Work continues on bill to cut business regulations, costs

ASTANA – Relaxing controls on businesses and other changes to a draft law on business activities, “On amendments and additions to certain legislative acts of the Republic of Kazakhstan on improving regulation of entrepreneurial activity,” were discussed at an Oct. 3 government meeting, during which the Ministry of National Economy and the Prime Minister’s Office were instructed to submit the bill to the Mazhilis (lower chamber of Parliament) by the end of the month.


The new system of inspections will differ from the current system in focusing on preventing legal violations without initiating administrative punishments, explained Kazakh Minister of National Economy Timur Suleimenov at the meeting. “One of the main innovations of the bill is the introduction of preventive control. Such reform should radically change the mentality and behaviour of inspectors to the policy of preventing offenses from the current policy of detection and punishment. The principles of interaction between business entities and the state should be effective state regulation of entrepreneurship with a priority of preventing violations.”
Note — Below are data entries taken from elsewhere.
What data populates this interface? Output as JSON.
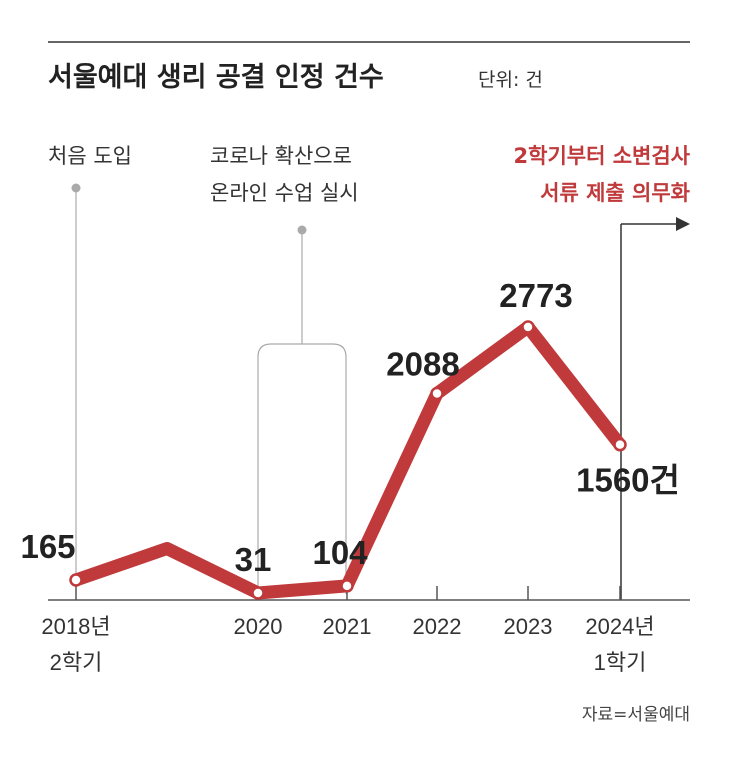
{
  "title": "서울예대 생리 공결 인정 건수",
  "unit": "단위: 건",
  "annotations": {
    "intro": "처음 도입",
    "covid_line1": "코로나 확산으로",
    "covid_line2": "온라인 수업 실시",
    "policy_line1": "2학기부터 소변검사",
    "policy_line2": "서류 제출 의무화"
  },
  "source": "자료=서울예대",
  "colors": {
    "line": "#c0393b",
    "text": "#222222",
    "axis": "#555555",
    "accent": "#c0393b"
  },
  "chart_data": {
    "type": "line",
    "title": "서울예대 생리 공결 인정 건수",
    "ylabel": "단위: 건",
    "x_ticks": [
      {
        "line1": "2018년",
        "line2": "2학기"
      },
      {
        "line1": "2020",
        "line2": ""
      },
      {
        "line1": "2021",
        "line2": ""
      },
      {
        "line1": "2022",
        "line2": ""
      },
      {
        "line1": "2023",
        "line2": ""
      },
      {
        "line1": "2024년",
        "line2": "1학기"
      }
    ],
    "points": [
      {
        "period": "2018-2",
        "value": 165,
        "label": "165"
      },
      {
        "period": "2019",
        "value": 490,
        "label": ""
      },
      {
        "period": "2020",
        "value": 31,
        "label": "31"
      },
      {
        "period": "2021",
        "value": 104,
        "label": "104"
      },
      {
        "period": "2022",
        "value": 2088,
        "label": "2088"
      },
      {
        "period": "2023",
        "value": 2773,
        "label": "2773"
      },
      {
        "period": "2024-1",
        "value": 1560,
        "label": "1560건"
      }
    ],
    "grid": false,
    "legend": "none"
  }
}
A number of control mechanisms and required supervision identified as redundant or inefficient are to be abolished, and verification requirements are to be reduced.

As Kazakhstan works to deregulate and reduce barriers to business operation, reduce business costs and stimulate entrepreneurship, the bill will impact a number of the state’s larger goals, including reforming state control and supervision activities, developing self-regulation, identifying and eliminating norms that hinder competition, developing business support measures and improving Kazakhstan’s position in the World Bank’s Doing Business rating and others.

In total, the bill introduces about 1,000 amendments to 13 codes and 103 laws.

One of the most significant loads on business is a large number of information tools. According to the results of an inventory, more than 1,600 information requirements for business have been identified, many of which are duplicated by control functions or with forms of state statistical reporting. It is planned to reform the information tools required of businesses and reduce their number by 30 percent, according to a statement on the government’s website.

Work to optimise and simplify the licensing system for businesses continues. In 2016, required permits were slashed by 50 percent, from 708 needed permits to 316. Further changes have been proposed.

Regarding cutting costs, legislators are looking at costs connected with obtaining technical conditions for connecting natural monopoly entities to engineering networks, reducing the rates of certain taxes and fees and meeting environmental regulations. Reducing costs will affect such areas as technical regulation, construction and public procurement. In general, it was noted that work aimed at reducing business costs will continue on a systematic basis.

Also, in order to create a competitive environment, the draft law proposes a number of amendments aimed at eliminating norms that impede competition identified during an audit of relevant legislation.